The nature of the production can also be a problem. China puts strict regulations on the content of films. A script has to be reviewed and approved by the China Film Co-Production Corporation, a subsidiary of the China Film Group Corporation, to comply with Beijing’s restrictions. The restrictions include, but are not limited to: sex, religion, time travel, and the vague “anything that threatens social stability or public morality”. The film has to be reviewed again after it’s completed.

According to Australian screenwriter and producer Mac Harwood, the filming permit for the Chinese version of High School Musical was withheld because the film was seen as encouraging disrespect between students and teachers. He blogged that the production needed a total script rewrite before shooting could begin. The Chinese version was a flop, although critics attributed the bleak box office reception to bad timing, poor distribution and a failure to understand and adapt to the tastes of the target audience.

“The audiences’ expectations are very different. In general, Americans like to watch a film with a happy ending, but sad films do really well in China,” says Chien.

One American screenwriter based in Beijing admitted that cultural differences can destroy a quality artistic endeavor. The long running joke, he says, is that the role of supporting actress is always reserved for the Chinese investor’s girlfriend. He declined to be named as he is negotiating between his American company and the Chinese investors.

Chien says that cultural differences also shape production style. In the US, a producer is the one in charge of keeping the director on budget, on schedule and in control. Without such a Chinese counterpart, she adds, the management of the project becomes more challenging.

She recounted the story of an American producer giving money to a Chinese film company, only to have the money change hands through outsourcing to other directors until the film’s budget was next to nothing. The rest of the money was pocketed by the original director.
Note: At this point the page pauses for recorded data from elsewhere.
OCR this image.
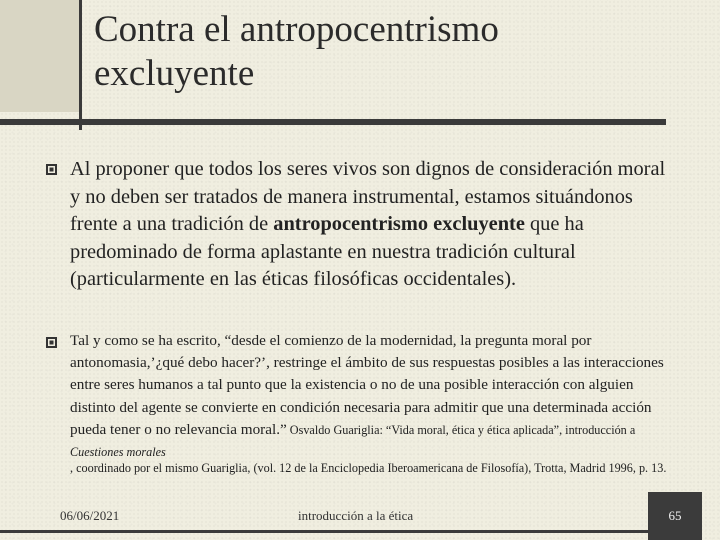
Contra el antropocentrismo excluyente

Al proponer que todos los seres vivos son dignos de consideración moral y no deben ser tratados de manera instrumental, estamos situándonos frente a una tradición de antropocentrismo excluyente que ha predominado de forma aplastante en nuestra tradición cultural (particularmente en las éticas filosóficas occidentales).

Tal y como se ha escrito, “desde el comienzo de la modernidad, la pregunta moral por antonomasia,’¿qué debo hacer?’, restringe el ámbito de sus respuestas posibles a las interacciones entre seres humanos a tal punto que la existencia o no de una posible interacción con alguien distinto del agente se convierte en condición necesaria para admitir que una determinada acción pueda tener o no relevancia moral.” Osvaldo Guariglia: “Vida moral, ética y ética aplicada”, introducción a Cuestiones morales

, coordinado por el mismo Guariglia, (vol. 12 de la Enciclopedia Iberoamericana de Filosofía), Trotta, Madrid 1996, p. 13.

06/06/2021	introducción a la ética	65
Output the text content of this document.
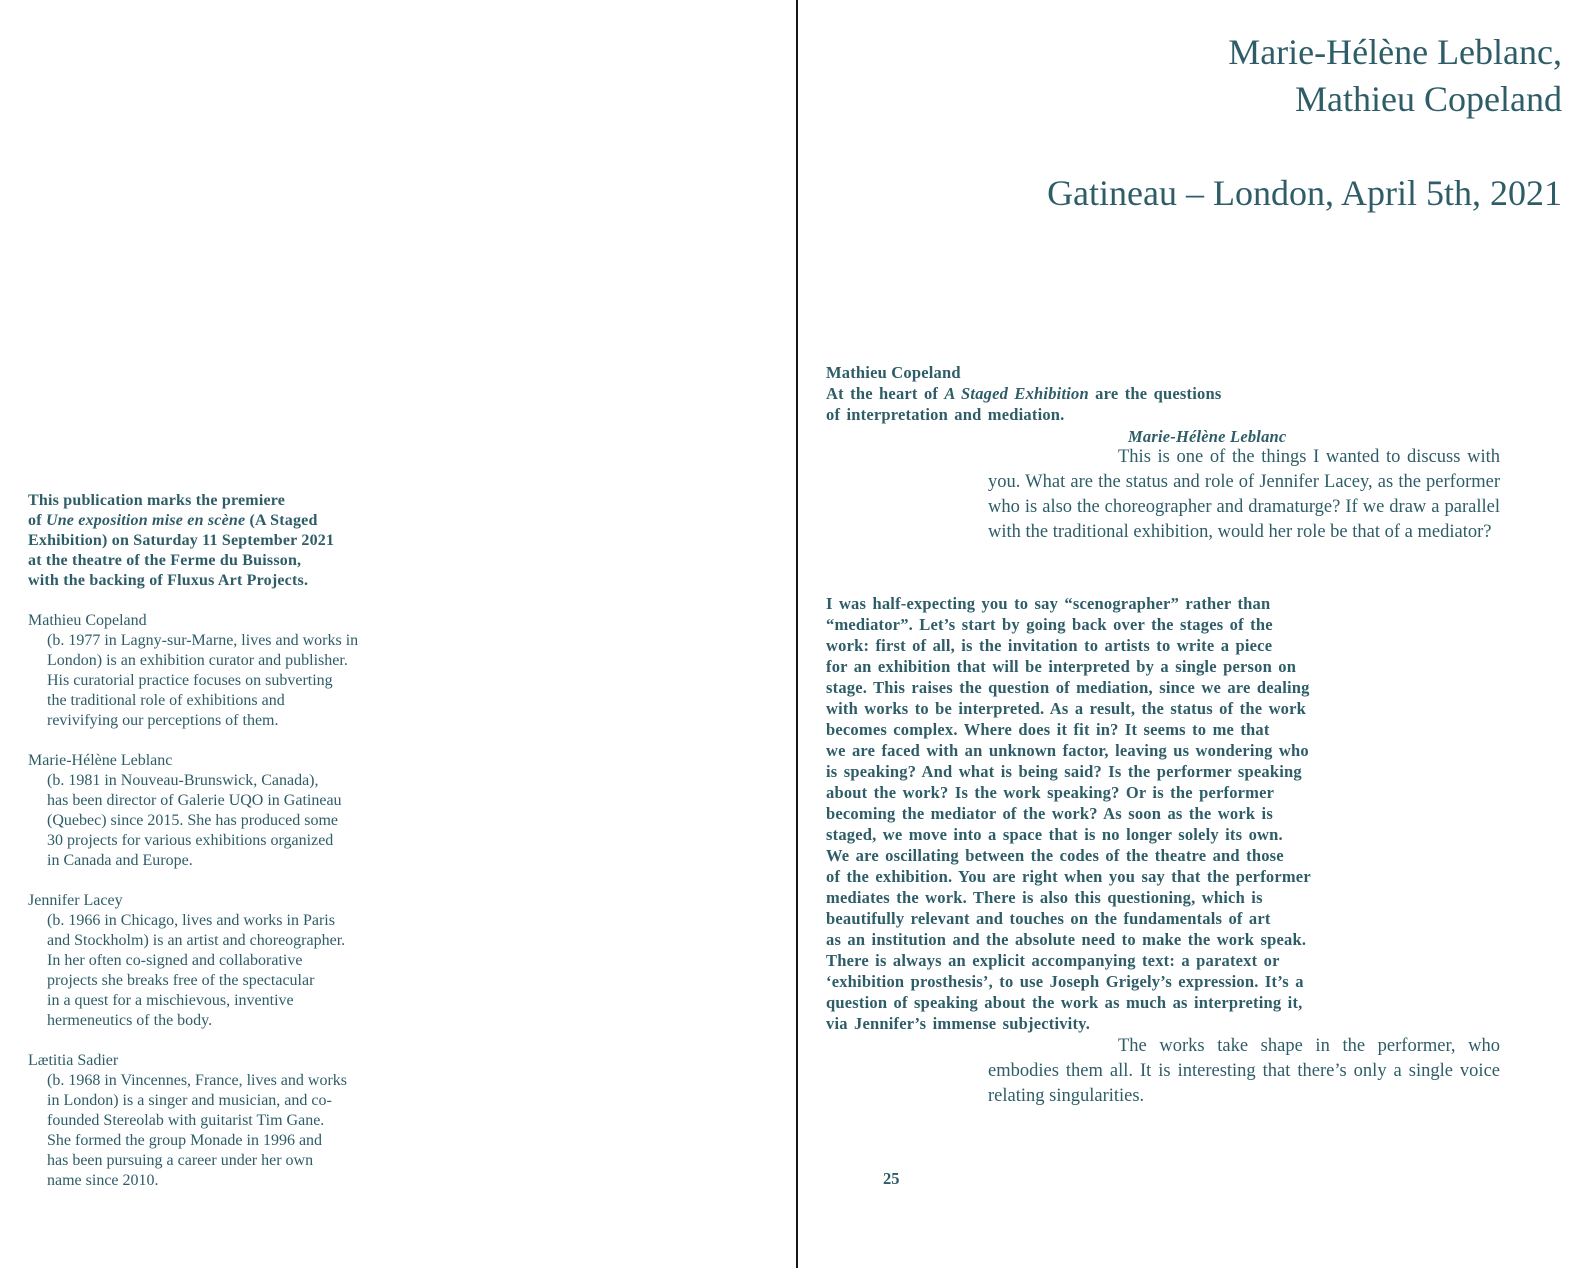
This publication marks the premiere
of Une exposition mise en scène (A Staged
Exhibition) on Saturday 11 September 2021
at the theatre of the Ferme du Buisson,
with the backing of Fluxus Art Projects.

Mathieu Copeland
(b. 1977 in Lagny-sur-Marne, lives and works in
London) is an exhibition curator and publisher.
His curatorial practice focuses on subverting
the traditional role of exhibitions and
revivifying our perceptions of them.
Marie-Hélène Leblanc
(b. 1981 in Nouveau-Brunswick, Canada),
has been director of Galerie UQO in Gatineau
(Quebec) since 2015. She has produced some
30 projects for various exhibitions organized
in Canada and Europe.
Jennifer Lacey
(b. 1966 in Chicago, lives and works in Paris
and Stockholm) is an artist and choreographer.
In her often co-signed and collaborative
projects she breaks free of the spectacular
in a quest for a mischievous, inventive
hermeneutics of the body.
Lætitia Sadier
(b. 1968 in Vincennes, France, lives and works
in London) is a singer and musician, and co-
founded Stereolab with guitarist Tim Gane.
She formed the group Monade in 1996 and
has been pursuing a career under her own
name since 2010.
Marie-Hélène Leblanc,
Mathieu Copeland
Gatineau – London, April 5th, 2021
Mathieu Copeland
At the heart of A Staged Exhibition are the questions
of interpretation and mediation.
Marie-Hélène Leblanc
This is one of the things I wanted to discuss with you. What are the status and role of Jennifer Lacey, as the performer who is also the choreographer and dramaturge? If we draw a parallel with the traditional exhibition, would her role be that of a mediator?
I was half-expecting you to say “scenographer” rather than
“mediator”. Let’s start by going back over the stages of the
work: first of all, is the invitation to artists to write a piece
for an exhibition that will be interpreted by a single person on
stage. This raises the question of mediation, since we are dealing
with works to be interpreted. As a result, the status of the work
becomes complex. Where does it fit in? It seems to me that
we are faced with an unknown factor, leaving us wondering who
is speaking? And what is being said? Is the performer speaking
about the work? Is the work speaking? Or is the performer
becoming the mediator of the work? As soon as the work is
staged, we move into a space that is no longer solely its own.
We are oscillating between the codes of the theatre and those
of the exhibition. You are right when you say that the performer
mediates the work. There is also this questioning, which is
beautifully relevant and touches on the fundamentals of art
as an institution and the absolute need to make the work speak.
There is always an explicit accompanying text: a paratext or
‘exhibition prosthesis’, to use Joseph Grigely’s expression. It’s a
question of speaking about the work as much as interpreting it,
via Jennifer’s immense subjectivity.
The works take shape in the performer, who embodies them all. It is interesting that there’s only a single voice relating singularities.
25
It’s difficult to judge how China and Hollywood will get along in the future. The last few months seem to have been a honeymoon period of pulling together finances and testing the waters. Ultimately, the acid test will be how they cope with cultural differences across the Pacific. If they can deal with that, there’s only one question that lingers.

“How can you bridge that gap and make films for both audiences?” says Chien. “Right now that is the billion dollar question and anybody who can figure out the answer will be very rich.”